Selon un des étudiants du département auquel j’appartiens, Grégory Kudish, l’incompétence grandit à l’université (http://www.cyberpresse.ca/debats/opinions/201111/01/01-4463464-lincompetence-grandit.php). Je ne suis pas d’accord… et le texte de cet étudiant vient appuyer mon point de vue. En effet, nous enseignons aux étudiants à poser de bonnes questions et à structurer leurs textes autour d’un argument clair, ce que fait M. Kudish de manière irréprochable. La publication de son article montre la qualité de la formation qu’il reçoit.

Son argumentaire mérite cependant d’être contextualisé. Il affirme d’abord que la qualité de la langue des enseignants mériterait d’être rehaussée. L’université valorise évidemment la compétence en français, mais elle valorise aussi les qualifications de ses enseignants sur les sujets traités en classe. Aujourd’hui, on transmet aux étudiants des connaissances qui proviennent de partout et qui portent sur toutes les régions du monde. Évidemment, le français est moins susceptible qu’une autre langue d’être la langue maternelle des plus grands spécialistes de l’asie, de l’amérique latine ou des États- Unis. Néanmoins, ces spécialistes, du moins ceux qui ont été recrutés par l’université de Montréal, enseignent tous dans la langue de l’institution, qui les aide à parfaire leur français pendant toute la durée de leur carrière.

M. Kudish ajoute que les professeurs tendent à réduire leurs exigences. Pour avoir moi- même été étudiant à l’université de Montréal il y a 20 ans, je peux affirmer que, loin de diminuer, les exigences augmentent.

D’une part, les connaissances se sont développées à un rythme accéléré au cours des 20 dernières années. Il y a donc plus de matière à transmettre et celle- ci est plus complexe.

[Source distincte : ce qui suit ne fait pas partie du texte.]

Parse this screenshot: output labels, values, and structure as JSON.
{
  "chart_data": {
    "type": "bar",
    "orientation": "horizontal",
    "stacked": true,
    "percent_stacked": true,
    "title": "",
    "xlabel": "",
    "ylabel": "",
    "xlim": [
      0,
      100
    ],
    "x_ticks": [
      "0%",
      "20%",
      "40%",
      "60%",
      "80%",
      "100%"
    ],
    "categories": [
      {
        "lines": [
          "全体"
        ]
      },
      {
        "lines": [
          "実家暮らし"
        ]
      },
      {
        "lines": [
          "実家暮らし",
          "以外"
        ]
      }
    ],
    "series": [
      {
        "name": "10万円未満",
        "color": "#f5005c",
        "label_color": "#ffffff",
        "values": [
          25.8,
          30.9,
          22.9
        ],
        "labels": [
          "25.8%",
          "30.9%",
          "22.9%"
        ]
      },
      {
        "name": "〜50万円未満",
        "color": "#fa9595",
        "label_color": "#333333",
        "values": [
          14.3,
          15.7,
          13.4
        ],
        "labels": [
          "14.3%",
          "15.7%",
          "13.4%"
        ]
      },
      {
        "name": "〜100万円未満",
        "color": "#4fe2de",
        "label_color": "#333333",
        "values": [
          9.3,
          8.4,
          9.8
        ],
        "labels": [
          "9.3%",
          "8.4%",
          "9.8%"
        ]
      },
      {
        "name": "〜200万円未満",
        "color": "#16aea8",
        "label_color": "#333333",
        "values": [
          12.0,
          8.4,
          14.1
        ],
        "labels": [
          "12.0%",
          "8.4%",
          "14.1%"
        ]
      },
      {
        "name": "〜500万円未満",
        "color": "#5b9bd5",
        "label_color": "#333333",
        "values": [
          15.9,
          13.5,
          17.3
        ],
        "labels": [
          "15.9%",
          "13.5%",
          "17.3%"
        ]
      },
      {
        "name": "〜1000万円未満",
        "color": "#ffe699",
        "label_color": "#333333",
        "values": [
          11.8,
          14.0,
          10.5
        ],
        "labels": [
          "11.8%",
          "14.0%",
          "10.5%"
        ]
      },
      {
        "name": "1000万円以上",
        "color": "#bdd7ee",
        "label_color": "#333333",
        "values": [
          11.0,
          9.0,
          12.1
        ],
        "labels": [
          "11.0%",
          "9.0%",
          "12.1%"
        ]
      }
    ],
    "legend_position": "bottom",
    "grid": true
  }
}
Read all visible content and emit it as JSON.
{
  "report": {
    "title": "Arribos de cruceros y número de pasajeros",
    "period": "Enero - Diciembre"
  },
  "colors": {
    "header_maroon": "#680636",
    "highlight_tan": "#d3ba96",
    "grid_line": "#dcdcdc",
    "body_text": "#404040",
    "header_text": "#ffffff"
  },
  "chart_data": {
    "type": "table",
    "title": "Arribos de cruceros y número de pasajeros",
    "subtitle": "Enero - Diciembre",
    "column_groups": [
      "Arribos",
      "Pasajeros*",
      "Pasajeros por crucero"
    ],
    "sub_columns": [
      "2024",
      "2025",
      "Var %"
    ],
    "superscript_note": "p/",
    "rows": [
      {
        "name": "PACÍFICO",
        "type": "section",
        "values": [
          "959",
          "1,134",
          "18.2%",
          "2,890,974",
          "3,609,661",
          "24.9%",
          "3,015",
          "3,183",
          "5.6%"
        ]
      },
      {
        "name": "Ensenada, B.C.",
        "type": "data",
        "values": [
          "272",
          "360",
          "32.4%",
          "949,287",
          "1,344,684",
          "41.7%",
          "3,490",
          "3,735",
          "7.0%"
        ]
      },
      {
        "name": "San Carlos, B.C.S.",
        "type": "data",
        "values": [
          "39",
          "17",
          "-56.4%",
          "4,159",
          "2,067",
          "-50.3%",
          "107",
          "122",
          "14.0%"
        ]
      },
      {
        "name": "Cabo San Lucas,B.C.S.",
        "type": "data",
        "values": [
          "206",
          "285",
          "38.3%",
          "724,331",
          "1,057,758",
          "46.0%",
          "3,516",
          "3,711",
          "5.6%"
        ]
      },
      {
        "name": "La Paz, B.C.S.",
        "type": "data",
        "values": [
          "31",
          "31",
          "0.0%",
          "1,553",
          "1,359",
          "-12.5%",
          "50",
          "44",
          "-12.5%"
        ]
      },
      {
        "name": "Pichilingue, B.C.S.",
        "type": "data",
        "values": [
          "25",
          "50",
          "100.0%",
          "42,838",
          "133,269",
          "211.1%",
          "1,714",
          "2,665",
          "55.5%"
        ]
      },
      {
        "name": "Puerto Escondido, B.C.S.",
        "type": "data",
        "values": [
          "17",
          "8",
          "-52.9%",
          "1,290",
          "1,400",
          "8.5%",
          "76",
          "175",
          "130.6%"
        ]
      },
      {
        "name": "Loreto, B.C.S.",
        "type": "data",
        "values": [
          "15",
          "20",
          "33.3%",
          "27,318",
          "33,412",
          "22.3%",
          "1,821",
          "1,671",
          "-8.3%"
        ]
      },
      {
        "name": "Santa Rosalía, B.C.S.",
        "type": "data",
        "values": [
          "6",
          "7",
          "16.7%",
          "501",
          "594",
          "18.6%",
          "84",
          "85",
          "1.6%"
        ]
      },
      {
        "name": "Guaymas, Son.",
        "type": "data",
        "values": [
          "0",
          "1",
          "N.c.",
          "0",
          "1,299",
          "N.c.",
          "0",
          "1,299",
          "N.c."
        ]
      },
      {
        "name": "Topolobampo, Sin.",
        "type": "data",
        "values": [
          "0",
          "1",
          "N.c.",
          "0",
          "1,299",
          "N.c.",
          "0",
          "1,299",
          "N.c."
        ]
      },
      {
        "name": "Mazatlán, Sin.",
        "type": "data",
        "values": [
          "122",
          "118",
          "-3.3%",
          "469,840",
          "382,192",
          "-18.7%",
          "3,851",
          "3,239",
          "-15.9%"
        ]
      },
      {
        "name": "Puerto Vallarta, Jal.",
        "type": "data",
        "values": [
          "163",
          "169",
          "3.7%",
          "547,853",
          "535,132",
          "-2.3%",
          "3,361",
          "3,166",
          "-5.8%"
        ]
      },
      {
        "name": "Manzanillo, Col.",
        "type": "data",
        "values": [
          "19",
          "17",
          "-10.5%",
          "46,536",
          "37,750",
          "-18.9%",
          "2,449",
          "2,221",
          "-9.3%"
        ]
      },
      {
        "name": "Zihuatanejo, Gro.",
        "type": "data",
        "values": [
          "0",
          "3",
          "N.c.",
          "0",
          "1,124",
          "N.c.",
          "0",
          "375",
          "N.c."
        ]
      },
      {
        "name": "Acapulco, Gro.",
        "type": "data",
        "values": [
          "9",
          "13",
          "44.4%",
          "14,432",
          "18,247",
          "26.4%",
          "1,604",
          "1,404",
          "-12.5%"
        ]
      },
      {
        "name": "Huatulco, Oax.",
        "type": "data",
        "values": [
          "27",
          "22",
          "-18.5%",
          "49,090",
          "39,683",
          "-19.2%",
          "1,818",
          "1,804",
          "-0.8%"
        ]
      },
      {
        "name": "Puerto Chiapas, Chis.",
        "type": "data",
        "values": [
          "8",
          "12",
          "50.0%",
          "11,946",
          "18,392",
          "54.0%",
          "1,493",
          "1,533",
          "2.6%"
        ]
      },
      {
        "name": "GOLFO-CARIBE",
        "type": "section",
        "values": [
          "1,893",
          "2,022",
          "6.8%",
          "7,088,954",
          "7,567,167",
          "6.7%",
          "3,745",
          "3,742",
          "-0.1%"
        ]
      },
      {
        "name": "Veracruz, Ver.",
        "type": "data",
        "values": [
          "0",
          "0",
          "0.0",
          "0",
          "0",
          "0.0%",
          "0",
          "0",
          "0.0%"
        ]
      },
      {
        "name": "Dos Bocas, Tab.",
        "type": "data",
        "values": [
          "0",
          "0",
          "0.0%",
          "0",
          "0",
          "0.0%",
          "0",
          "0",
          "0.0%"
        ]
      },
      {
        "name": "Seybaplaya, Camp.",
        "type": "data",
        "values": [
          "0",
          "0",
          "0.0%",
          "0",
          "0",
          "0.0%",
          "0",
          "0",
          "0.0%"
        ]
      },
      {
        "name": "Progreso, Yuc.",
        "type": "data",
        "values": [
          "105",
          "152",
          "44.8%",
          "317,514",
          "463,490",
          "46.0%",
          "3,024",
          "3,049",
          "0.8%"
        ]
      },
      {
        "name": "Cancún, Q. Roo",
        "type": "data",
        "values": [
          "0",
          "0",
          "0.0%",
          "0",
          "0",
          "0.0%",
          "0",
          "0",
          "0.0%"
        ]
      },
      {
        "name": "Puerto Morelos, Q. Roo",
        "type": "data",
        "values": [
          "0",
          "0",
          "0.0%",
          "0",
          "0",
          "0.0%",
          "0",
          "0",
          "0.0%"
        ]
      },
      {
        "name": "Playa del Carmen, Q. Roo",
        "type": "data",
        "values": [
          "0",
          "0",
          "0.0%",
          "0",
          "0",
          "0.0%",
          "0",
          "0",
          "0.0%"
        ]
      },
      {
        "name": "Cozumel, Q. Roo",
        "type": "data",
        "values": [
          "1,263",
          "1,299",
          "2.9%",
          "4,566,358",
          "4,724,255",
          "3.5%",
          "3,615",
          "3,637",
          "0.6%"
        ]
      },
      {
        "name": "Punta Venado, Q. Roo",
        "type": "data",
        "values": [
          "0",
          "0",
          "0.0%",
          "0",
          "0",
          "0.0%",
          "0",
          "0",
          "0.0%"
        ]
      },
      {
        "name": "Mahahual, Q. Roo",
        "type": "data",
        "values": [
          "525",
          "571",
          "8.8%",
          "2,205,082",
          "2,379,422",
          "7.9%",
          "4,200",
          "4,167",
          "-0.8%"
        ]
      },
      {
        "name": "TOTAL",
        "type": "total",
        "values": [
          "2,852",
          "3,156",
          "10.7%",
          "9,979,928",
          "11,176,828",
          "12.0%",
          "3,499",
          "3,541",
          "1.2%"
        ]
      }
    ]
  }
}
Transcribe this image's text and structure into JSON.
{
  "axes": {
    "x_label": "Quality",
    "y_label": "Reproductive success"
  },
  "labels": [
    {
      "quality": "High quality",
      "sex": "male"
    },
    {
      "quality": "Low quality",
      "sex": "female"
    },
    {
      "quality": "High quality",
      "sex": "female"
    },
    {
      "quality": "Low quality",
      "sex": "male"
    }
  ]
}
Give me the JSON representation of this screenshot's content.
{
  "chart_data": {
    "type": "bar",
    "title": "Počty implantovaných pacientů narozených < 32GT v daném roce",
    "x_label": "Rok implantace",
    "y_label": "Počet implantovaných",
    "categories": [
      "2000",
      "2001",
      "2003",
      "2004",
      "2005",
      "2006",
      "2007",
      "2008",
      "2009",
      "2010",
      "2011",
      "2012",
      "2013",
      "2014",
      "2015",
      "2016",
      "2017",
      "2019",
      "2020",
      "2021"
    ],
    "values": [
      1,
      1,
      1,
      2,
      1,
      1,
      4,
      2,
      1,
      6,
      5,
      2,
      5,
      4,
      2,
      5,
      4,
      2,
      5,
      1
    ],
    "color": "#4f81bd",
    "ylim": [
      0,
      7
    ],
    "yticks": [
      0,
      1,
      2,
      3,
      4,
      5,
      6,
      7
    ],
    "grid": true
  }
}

D’autre part, les professeurs ont maintenant à leur disposition une foule d’outils pour faire comprendre à leurs étudiants de manière innovante ce volume de matière. Pour ne fournir qu’un exemple, depuis cet automne, l’université de Montréal met à la disposition de ses enseignants une plateforme électronique, nommée Studium, qui favorise l’ajout de contenu et les échanges à l’extérieur des heures de cours. Et dans le département auquel j’appartiens, il n’y a aucune inflation des notes attribuées aux étudiants, contrairement à ce que suggère M. Kudish.

Dans un contexte qui annonce une hausse des coûts de l’éducation postsecondaire pour les étudiants, M. Kudish a raison de soulever la question de la qualité de la formation offerte dans les universités. Il a cependant tort de croire que la qualité de la formation qu’il reçoit est mauvaise. Elle n’a jamais été aussi bonne, à l’université de Montréal comme dans les autres universités québécoises.